- From: Dan Brickley <danbri@danbri.org>
- Date: Wed, 26 Aug 2009 20:30:34 +0200
- To: public-sparql-dev@w3.org
In case anyone missed this query on the semantic-web list... Dan ---------- Forwarded message ---------- From: Niklas Lindström <lindstream@gmail.com> Date: 2009/8/26 Subject: SPARQL performance for ORDER BY on large datasets To: Semantic Web <semantic-web@w3.org> Hi all! I have a straightforward use case which seems really hard for triple stores to perform for using SPARQL (on huge datasets). The case: select a set of resources (based on simple criteria such as type) and order them based on a property value (limiting the results to a decent batch size). Data for test: the Library of Congress RDF dump of subject headings at <http://id.loc.gov/authorities/search/> (~365 Mb of RDF/XML, 3 703 621 statements).
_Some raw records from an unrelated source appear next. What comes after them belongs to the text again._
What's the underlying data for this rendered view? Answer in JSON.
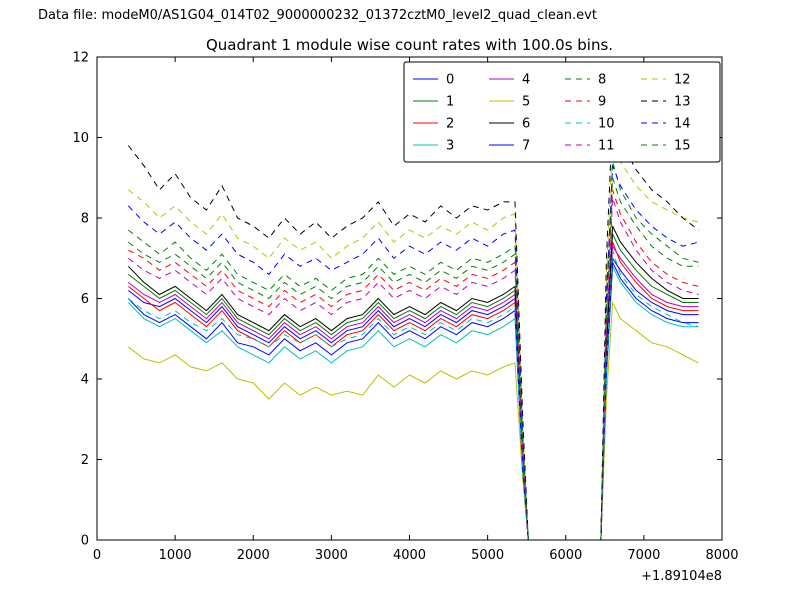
{
  "header": {
    "data_file": "Data file: modeM0/AS1G04_014T02_9000000232_01372cztM0_level2_quad_clean.evt"
  },
  "chart_data": {
    "type": "line",
    "title": "Quadrant 1 module wise count rates with 100.0s bins.",
    "xlabel": "",
    "ylabel": "",
    "xlim": [
      0,
      8000
    ],
    "ylim": [
      0,
      12
    ],
    "x_ticks": [
      0,
      1000,
      2000,
      3000,
      4000,
      5000,
      6000,
      7000,
      8000
    ],
    "x_tick_labels": [
      "0",
      "1000",
      "2000",
      "3000",
      "4000",
      "5000",
      "6000",
      "7000",
      "8000"
    ],
    "y_ticks": [
      0,
      2,
      4,
      6,
      8,
      10,
      12
    ],
    "y_tick_labels": [
      "0",
      "2",
      "4",
      "6",
      "8",
      "10",
      "12"
    ],
    "x_offset_label": "+1.89104e8",
    "grid": false,
    "legend_position": "upper center",
    "legend_columns": 4,
    "x": [
      400,
      600,
      800,
      1000,
      1200,
      1400,
      1600,
      1800,
      2000,
      2200,
      2400,
      2600,
      2800,
      3000,
      3200,
      3400,
      3600,
      3800,
      4000,
      4200,
      4400,
      4600,
      4800,
      5000,
      5200,
      5350,
      5450,
      5520,
      5800,
      6200,
      6450,
      6520,
      6600,
      6700,
      6900,
      7100,
      7300,
      7500,
      7700
    ],
    "series": [
      {
        "name": "0",
        "color": "#0000FF",
        "style": "solid",
        "values": [
          6.2,
          5.9,
          5.8,
          6.0,
          5.7,
          5.4,
          5.8,
          5.3,
          5.1,
          4.9,
          5.3,
          5.0,
          5.2,
          4.9,
          5.2,
          5.3,
          5.7,
          5.3,
          5.5,
          5.3,
          5.6,
          5.4,
          5.7,
          5.6,
          5.8,
          6.0,
          1.8,
          0,
          0,
          0,
          0,
          4.4,
          7.0,
          6.7,
          6.2,
          5.9,
          5.7,
          5.6,
          5.6
        ]
      },
      {
        "name": "1",
        "color": "#008000",
        "style": "solid",
        "values": [
          6.6,
          6.3,
          6.0,
          6.2,
          5.9,
          5.6,
          6.0,
          5.5,
          5.3,
          5.1,
          5.5,
          5.2,
          5.4,
          5.1,
          5.4,
          5.5,
          5.9,
          5.5,
          5.7,
          5.5,
          5.8,
          5.6,
          5.9,
          5.8,
          6.0,
          6.2,
          1.9,
          0,
          0,
          0,
          0,
          4.7,
          7.6,
          7.2,
          6.7,
          6.3,
          6.1,
          5.9,
          5.9
        ]
      },
      {
        "name": "2",
        "color": "#FF0000",
        "style": "solid",
        "values": [
          6.3,
          6.0,
          5.7,
          5.9,
          5.6,
          5.3,
          5.7,
          5.2,
          5.0,
          4.8,
          5.2,
          4.9,
          5.1,
          4.8,
          5.1,
          5.2,
          5.6,
          5.2,
          5.4,
          5.2,
          5.5,
          5.3,
          5.6,
          5.5,
          5.7,
          5.9,
          1.8,
          0,
          0,
          0,
          0,
          4.5,
          7.4,
          6.9,
          6.4,
          6.0,
          5.8,
          5.7,
          5.7
        ]
      },
      {
        "name": "3",
        "color": "#00BFBF",
        "style": "solid",
        "values": [
          5.9,
          5.5,
          5.3,
          5.5,
          5.2,
          4.9,
          5.2,
          4.8,
          4.6,
          4.4,
          4.8,
          4.5,
          4.7,
          4.4,
          4.7,
          4.8,
          5.2,
          4.8,
          5.0,
          4.8,
          5.1,
          4.9,
          5.2,
          5.1,
          5.3,
          5.5,
          1.6,
          0,
          0,
          0,
          0,
          4.0,
          6.8,
          6.4,
          5.9,
          5.6,
          5.4,
          5.3,
          5.3
        ]
      },
      {
        "name": "4",
        "color": "#BF00BF",
        "style": "solid",
        "values": [
          6.4,
          6.1,
          5.9,
          6.1,
          5.8,
          5.5,
          5.9,
          5.4,
          5.2,
          5.0,
          5.4,
          5.1,
          5.3,
          5.0,
          5.3,
          5.4,
          5.8,
          5.4,
          5.6,
          5.4,
          5.7,
          5.5,
          5.8,
          5.7,
          5.9,
          6.1,
          1.9,
          0,
          0,
          0,
          0,
          4.6,
          7.3,
          7.0,
          6.5,
          6.1,
          5.9,
          5.8,
          5.8
        ]
      },
      {
        "name": "5",
        "color": "#BFBF00",
        "style": "solid",
        "values": [
          4.8,
          4.5,
          4.4,
          4.6,
          4.3,
          4.2,
          4.4,
          4.0,
          3.9,
          3.5,
          3.9,
          3.6,
          3.8,
          3.6,
          3.7,
          3.6,
          4.1,
          3.8,
          4.1,
          3.9,
          4.2,
          4.0,
          4.2,
          4.1,
          4.3,
          4.4,
          1.5,
          0,
          0,
          0,
          0,
          3.5,
          5.9,
          5.5,
          5.2,
          4.9,
          4.8,
          4.6,
          4.4
        ]
      },
      {
        "name": "6",
        "color": "#000000",
        "style": "solid",
        "values": [
          6.8,
          6.4,
          6.1,
          6.3,
          6.0,
          5.7,
          6.1,
          5.6,
          5.4,
          5.2,
          5.6,
          5.3,
          5.5,
          5.2,
          5.5,
          5.6,
          6.0,
          5.6,
          5.8,
          5.6,
          5.9,
          5.7,
          6.0,
          5.9,
          6.1,
          6.3,
          2.0,
          0,
          0,
          0,
          0,
          4.8,
          7.8,
          7.4,
          6.9,
          6.5,
          6.2,
          6.0,
          6.0
        ]
      },
      {
        "name": "7",
        "color": "#0000FF",
        "style": "solid",
        "values": [
          6.0,
          5.6,
          5.4,
          5.6,
          5.3,
          5.0,
          5.4,
          4.9,
          4.8,
          4.6,
          5.0,
          4.7,
          4.9,
          4.6,
          4.9,
          5.0,
          5.4,
          5.0,
          5.2,
          5.0,
          5.3,
          5.1,
          5.4,
          5.3,
          5.5,
          5.7,
          1.7,
          0,
          0,
          0,
          0,
          4.2,
          6.9,
          6.5,
          6.0,
          5.7,
          5.5,
          5.4,
          5.4
        ]
      },
      {
        "name": "8",
        "color": "#008000",
        "style": "dashed",
        "values": [
          7.7,
          7.4,
          7.1,
          7.4,
          7.0,
          6.7,
          7.1,
          6.6,
          6.4,
          6.2,
          6.6,
          6.3,
          6.5,
          6.2,
          6.5,
          6.6,
          7.0,
          6.6,
          6.8,
          6.6,
          6.9,
          6.7,
          7.0,
          6.9,
          7.1,
          7.3,
          2.4,
          0,
          0,
          0,
          0,
          5.8,
          9.4,
          8.7,
          8.0,
          7.6,
          7.3,
          7.0,
          6.9
        ]
      },
      {
        "name": "9",
        "color": "#FF0000",
        "style": "dashed",
        "values": [
          7.2,
          7.0,
          6.7,
          6.9,
          6.6,
          6.3,
          6.7,
          6.2,
          6.0,
          5.8,
          6.2,
          5.9,
          6.1,
          5.8,
          6.1,
          6.2,
          6.6,
          6.2,
          6.4,
          6.2,
          6.5,
          6.3,
          6.6,
          6.5,
          6.7,
          6.9,
          2.2,
          0,
          0,
          0,
          0,
          5.3,
          8.7,
          8.1,
          7.4,
          6.9,
          6.6,
          6.4,
          6.3
        ]
      },
      {
        "name": "10",
        "color": "#00BFBF",
        "style": "dashed",
        "values": [
          6.0,
          5.7,
          5.5,
          5.7,
          5.4,
          5.2,
          5.5,
          5.1,
          5.0,
          4.8,
          5.1,
          4.9,
          5.1,
          4.8,
          5.0,
          5.1,
          5.5,
          5.1,
          5.3,
          5.1,
          5.4,
          5.2,
          5.5,
          5.4,
          5.6,
          5.8,
          1.7,
          0,
          0,
          0,
          0,
          4.3,
          7.2,
          6.6,
          6.1,
          5.8,
          5.6,
          5.4,
          5.3
        ]
      },
      {
        "name": "11",
        "color": "#BF00BF",
        "style": "dashed",
        "values": [
          7.0,
          6.7,
          6.5,
          6.7,
          6.4,
          6.1,
          6.5,
          6.0,
          5.8,
          5.6,
          6.0,
          5.7,
          5.9,
          5.6,
          5.9,
          6.0,
          6.4,
          6.0,
          6.2,
          6.0,
          6.3,
          6.1,
          6.4,
          6.3,
          6.5,
          6.7,
          2.1,
          0,
          0,
          0,
          0,
          5.1,
          8.5,
          7.9,
          7.2,
          6.7,
          6.4,
          6.2,
          6.1
        ]
      },
      {
        "name": "12",
        "color": "#BFBF00",
        "style": "dashed",
        "values": [
          8.7,
          8.4,
          8.0,
          8.3,
          7.9,
          7.6,
          8.1,
          7.5,
          7.3,
          7.0,
          7.5,
          7.2,
          7.4,
          7.0,
          7.3,
          7.5,
          7.9,
          7.4,
          7.7,
          7.5,
          7.8,
          7.6,
          7.9,
          7.7,
          8.0,
          8.1,
          2.8,
          0,
          0,
          0,
          0,
          6.5,
          10.1,
          9.4,
          8.8,
          8.4,
          8.2,
          8.0,
          7.9
        ]
      },
      {
        "name": "13",
        "color": "#000000",
        "style": "dashed",
        "values": [
          9.8,
          9.3,
          8.7,
          9.1,
          8.5,
          8.2,
          8.8,
          8.0,
          7.8,
          7.5,
          8.0,
          7.6,
          7.9,
          7.5,
          7.8,
          8.0,
          8.4,
          7.8,
          8.1,
          7.9,
          8.3,
          8.0,
          8.3,
          8.2,
          8.4,
          8.4,
          3.0,
          0,
          0,
          0,
          0,
          7.0,
          10.5,
          9.9,
          9.2,
          8.7,
          8.4,
          8.0,
          7.7
        ]
      },
      {
        "name": "14",
        "color": "#0000FF",
        "style": "dashed",
        "values": [
          8.3,
          7.9,
          7.6,
          7.9,
          7.5,
          7.2,
          7.6,
          7.1,
          6.9,
          6.6,
          7.1,
          6.8,
          7.0,
          6.7,
          6.9,
          7.1,
          7.5,
          7.0,
          7.3,
          7.1,
          7.4,
          7.2,
          7.5,
          7.3,
          7.6,
          7.7,
          2.6,
          0,
          0,
          0,
          0,
          6.0,
          9.3,
          8.8,
          8.2,
          7.8,
          7.5,
          7.3,
          7.4
        ]
      },
      {
        "name": "15",
        "color": "#008000",
        "style": "dashed",
        "values": [
          7.4,
          7.1,
          6.9,
          7.1,
          6.8,
          6.5,
          6.9,
          6.4,
          6.2,
          6.0,
          6.4,
          6.1,
          6.3,
          6.0,
          6.3,
          6.4,
          6.8,
          6.4,
          6.6,
          6.4,
          6.7,
          6.5,
          6.8,
          6.7,
          6.9,
          7.1,
          2.3,
          0,
          0,
          0,
          0,
          5.5,
          9.0,
          8.4,
          7.8,
          7.3,
          7.0,
          6.8,
          6.8
        ]
      }
    ]
  }
}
The query: PREFIX xsd: <http://www.w3.org/2001/XMLSchema#> PREFIX skos: <http://www.w3.org/2004/02/skos/core#> PREFIX dct: <http://purl.org/dc/terms/> SELECT * WHERE { ?resource a skos:Concept; dct:modified ?modified . } ORDER BY DESC(?modified) LIMIT 100 I tried this with Sesame (native file store), Virtuoso (opensource edition), and AllegroGraph (free edition), and got terrible results (on a 2.8 GHz Intel Core 2 Duo). More minutes than worth counting; skipping the type match gets it down to about 20 seconds *at best*. Sure, it's understandable (AFAIK) that this specific case is much easier to use an SQL DB for (or something like CouchDB). But I was surprised that it was *this* terrible. It seems unfeasible to build e.g. chronological feeds from larger RDF stores using SPARQL with current tools. Is this -- ORDER BY performance -- a commonly known problem, and considered an issue of importance (for academia and implementers alike)? Or am I missing something really obvious in the setup of these stores, or in my query? I welcome *any* suggestions, such as "use triple store X", "for X, make sure to configure indexing on Y". Or do RDF-using service builders in general opt out to indexing in something else entirely in these cases? (It seems queries like this are present in the Berlin SPARQL Benchmark (e.g. #8), but I haven't analyzed this correlation and possible meanings of it in depth.) Best regards, Niklas Lindström
Received on Wednesday, 26 August 2009 18:31:09 UTC